Changing loadsave.cc:L494 to

char compr[ 4 ] = { 'w', 'b', static_cast<char>('0' + clamp( level, 1, 9 )), 0 };

might be a solution.

Considering the fact that github action workflow of macOS successfully compile the current code, this issue can be solved by modifying the compile settings, but I suggest to explicitly cast the int type into char.

prissi

This may be an issue with a newer gcc, which emit more and more braindead warnings as errors. If it warns here, it should warn for similar things in countless other places.

Stopping with an error is against the C++ standard, which says that char to int and int to char (as well as with enums) are implicit conversions and must not require casts. It may generate a warning about loss of precision (as MSVC does in many places, but not there).
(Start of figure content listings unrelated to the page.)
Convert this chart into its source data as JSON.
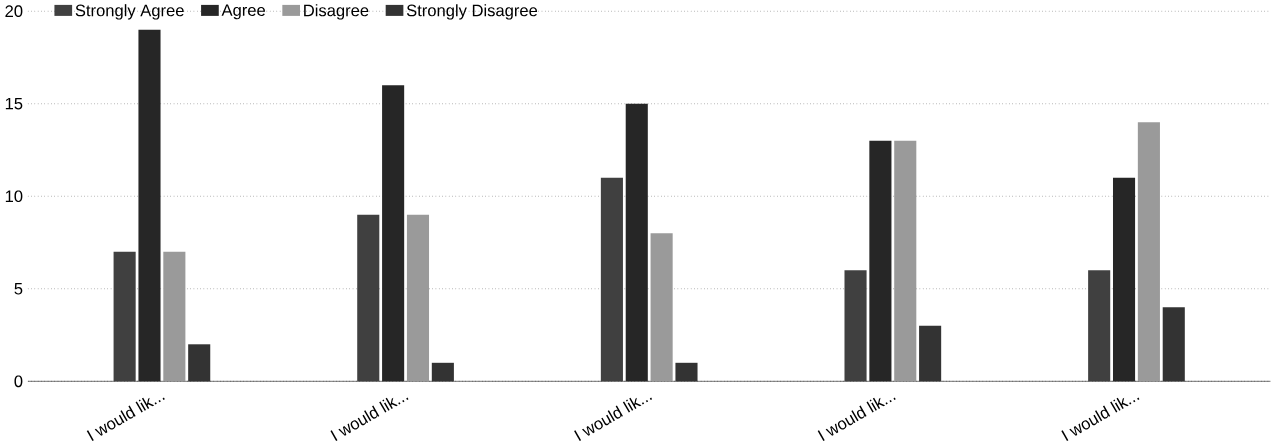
{
  "chart_data": {
    "type": "bar",
    "categories": [
      "I would lik...",
      "I would lik...",
      "I would lik...",
      "I would lik...",
      "I would lik..."
    ],
    "series": [
      {
        "name": "Strongly Agree",
        "color": "#404040",
        "values": [
          7,
          9,
          11,
          6,
          6
        ]
      },
      {
        "name": "Agree",
        "color": "#262626",
        "values": [
          19,
          16,
          15,
          13,
          11
        ]
      },
      {
        "name": "Disagree",
        "color": "#9a9a9a",
        "values": [
          7,
          9,
          8,
          13,
          14
        ]
      },
      {
        "name": "Strongly Disagree",
        "color": "#333333",
        "values": [
          2,
          1,
          1,
          3,
          4
        ]
      }
    ],
    "ylim": [
      0,
      20
    ],
    "yticks": [
      0,
      5,
      10,
      15,
      20
    ],
    "grid": "y",
    "legend": "top left"
  }
}
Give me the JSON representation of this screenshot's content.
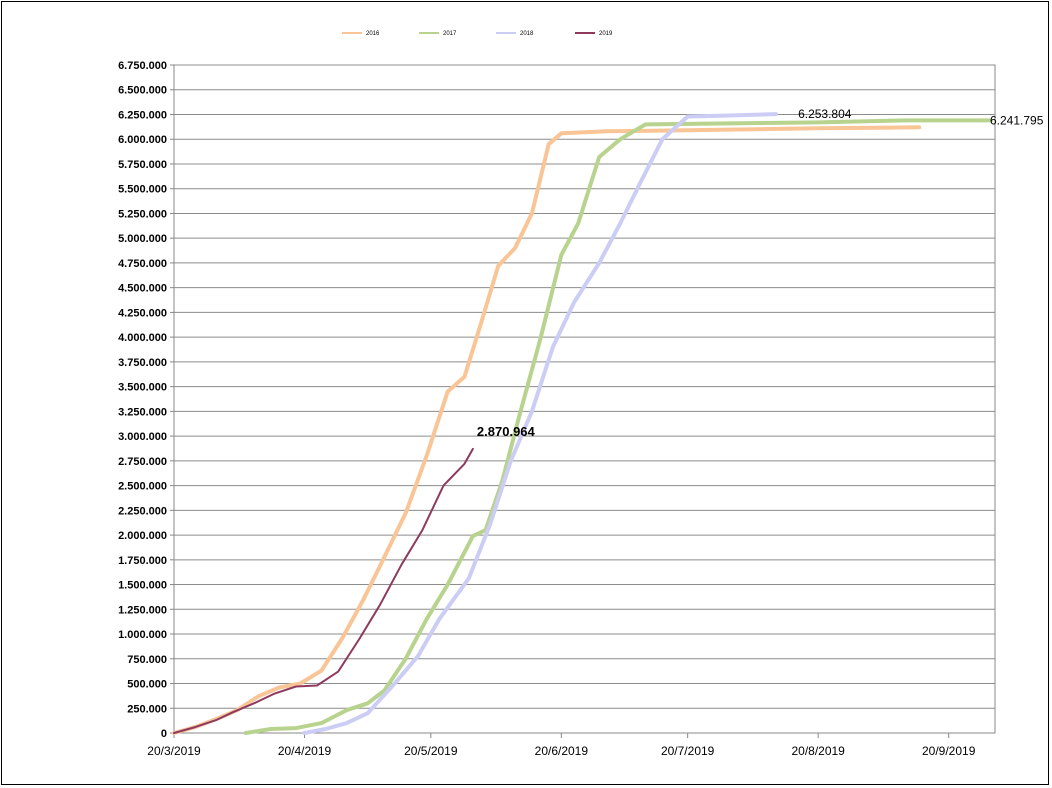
{
  "chart_data": {
    "type": "line",
    "title": "",
    "xlabel": "",
    "ylabel": "",
    "x_axis": {
      "min": "2019-03-20",
      "max": "2019-10-01",
      "tick_labels": [
        "20/3/2019",
        "20/4/2019",
        "20/5/2019",
        "20/6/2019",
        "20/7/2019",
        "20/8/2019",
        "20/9/2019"
      ],
      "tick_dates": [
        "2019-03-20",
        "2019-04-20",
        "2019-05-20",
        "2019-06-20",
        "2019-07-20",
        "2019-08-20",
        "2019-09-20"
      ]
    },
    "y_axis": {
      "min": 0,
      "max": 6750000,
      "step": 250000,
      "tick_labels": [
        "0",
        "250.000",
        "500.000",
        "750.000",
        "1.000.000",
        "1.250.000",
        "1.500.000",
        "1.750.000",
        "2.000.000",
        "2.250.000",
        "2.500.000",
        "2.750.000",
        "3.000.000",
        "3.250.000",
        "3.500.000",
        "3.750.000",
        "4.000.000",
        "4.250.000",
        "4.500.000",
        "4.750.000",
        "5.000.000",
        "5.250.000",
        "5.500.000",
        "5.750.000",
        "6.000.000",
        "6.250.000",
        "6.500.000",
        "6.750.000"
      ]
    },
    "grid": true,
    "legend_position": "top",
    "series": [
      {
        "name": "2016",
        "color": "#f9c596",
        "points": [
          [
            "2019-03-20",
            0
          ],
          [
            "2019-03-25",
            60000
          ],
          [
            "2019-03-30",
            140000
          ],
          [
            "2019-04-04",
            230000
          ],
          [
            "2019-04-09",
            370000
          ],
          [
            "2019-04-14",
            460000
          ],
          [
            "2019-04-19",
            500000
          ],
          [
            "2019-04-24",
            630000
          ],
          [
            "2019-04-29",
            960000
          ],
          [
            "2019-05-04",
            1350000
          ],
          [
            "2019-05-09",
            1780000
          ],
          [
            "2019-05-14",
            2220000
          ],
          [
            "2019-05-19",
            2800000
          ],
          [
            "2019-05-24",
            3450000
          ],
          [
            "2019-05-28",
            3600000
          ],
          [
            "2019-06-01",
            4150000
          ],
          [
            "2019-06-05",
            4720000
          ],
          [
            "2019-06-09",
            4900000
          ],
          [
            "2019-06-13",
            5250000
          ],
          [
            "2019-06-17",
            5950000
          ],
          [
            "2019-06-20",
            6060000
          ],
          [
            "2019-07-01",
            6080000
          ],
          [
            "2019-07-20",
            6090000
          ],
          [
            "2019-08-20",
            6110000
          ],
          [
            "2019-09-13",
            6120000
          ]
        ]
      },
      {
        "name": "2017",
        "color": "#b8d38e",
        "points": [
          [
            "2019-04-06",
            0
          ],
          [
            "2019-04-12",
            40000
          ],
          [
            "2019-04-18",
            50000
          ],
          [
            "2019-04-24",
            100000
          ],
          [
            "2019-04-30",
            230000
          ],
          [
            "2019-05-05",
            300000
          ],
          [
            "2019-05-09",
            430000
          ],
          [
            "2019-05-14",
            750000
          ],
          [
            "2019-05-19",
            1150000
          ],
          [
            "2019-05-24",
            1500000
          ],
          [
            "2019-05-30",
            1990000
          ],
          [
            "2019-06-02",
            2050000
          ],
          [
            "2019-06-06",
            2550000
          ],
          [
            "2019-06-10",
            3200000
          ],
          [
            "2019-06-15",
            3980000
          ],
          [
            "2019-06-20",
            4830000
          ],
          [
            "2019-06-24",
            5150000
          ],
          [
            "2019-06-29",
            5820000
          ],
          [
            "2019-07-04",
            6000000
          ],
          [
            "2019-07-10",
            6150000
          ],
          [
            "2019-07-30",
            6160000
          ],
          [
            "2019-08-20",
            6170000
          ],
          [
            "2019-09-10",
            6190000
          ],
          [
            "2019-09-30",
            6190000
          ]
        ]
      },
      {
        "name": "2018",
        "color": "#cccdf5",
        "points": [
          [
            "2019-04-20",
            0
          ],
          [
            "2019-04-25",
            40000
          ],
          [
            "2019-04-30",
            100000
          ],
          [
            "2019-05-05",
            200000
          ],
          [
            "2019-05-11",
            480000
          ],
          [
            "2019-05-17",
            780000
          ],
          [
            "2019-05-22",
            1150000
          ],
          [
            "2019-05-29",
            1560000
          ],
          [
            "2019-06-03",
            2100000
          ],
          [
            "2019-06-08",
            2750000
          ],
          [
            "2019-06-13",
            3250000
          ],
          [
            "2019-06-18",
            3900000
          ],
          [
            "2019-06-23",
            4350000
          ],
          [
            "2019-06-29",
            4750000
          ],
          [
            "2019-07-04",
            5150000
          ],
          [
            "2019-07-09",
            5580000
          ],
          [
            "2019-07-14",
            6000000
          ],
          [
            "2019-07-20",
            6230000
          ],
          [
            "2019-07-30",
            6240000
          ],
          [
            "2019-08-10",
            6253804
          ]
        ]
      },
      {
        "name": "2019",
        "color": "#8e3a5e",
        "points": [
          [
            "2019-03-20",
            0
          ],
          [
            "2019-03-25",
            60000
          ],
          [
            "2019-03-30",
            130000
          ],
          [
            "2019-04-03",
            210000
          ],
          [
            "2019-04-08",
            300000
          ],
          [
            "2019-04-13",
            400000
          ],
          [
            "2019-04-18",
            470000
          ],
          [
            "2019-04-23",
            480000
          ],
          [
            "2019-04-28",
            620000
          ],
          [
            "2019-05-03",
            950000
          ],
          [
            "2019-05-08",
            1300000
          ],
          [
            "2019-05-13",
            1700000
          ],
          [
            "2019-05-18",
            2050000
          ],
          [
            "2019-05-23",
            2500000
          ],
          [
            "2019-05-28",
            2720000
          ],
          [
            "2019-05-30",
            2870964
          ]
        ]
      }
    ],
    "annotations": [
      {
        "text": "2.870.964",
        "series": "2019",
        "date": "2019-05-30",
        "value": 2870964,
        "bold": true
      },
      {
        "text": "6.253.804",
        "series": "2018",
        "date": "2019-08-10",
        "value": 6253804,
        "bold": false
      },
      {
        "text": "6.241.795",
        "series": "2017",
        "date": "2019-09-30",
        "value": 6190000,
        "bold": false
      }
    ]
  }
}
Especially, since the compiler can find out that the value cannot exceed char range even at compile time.

I put a flag into the makefile, assuming all unknown compiler is clang/gcc.

Dwachs

Parsley, sage, rosemary, and maggikraut.

Ters

I get the error with clang, not with GCC. GCC only emits warning, and only if the int value isn't a known constant expression, which apparently is according to the standard.

Ideally, the compiler should be able to reason that the output of clamp can not be greater than 9 or less than 1, since the definition of clamp is known to it. Doesn't work with a combination of std::min and std::max either, so nothing we can do but force the warning to silence one way or the other.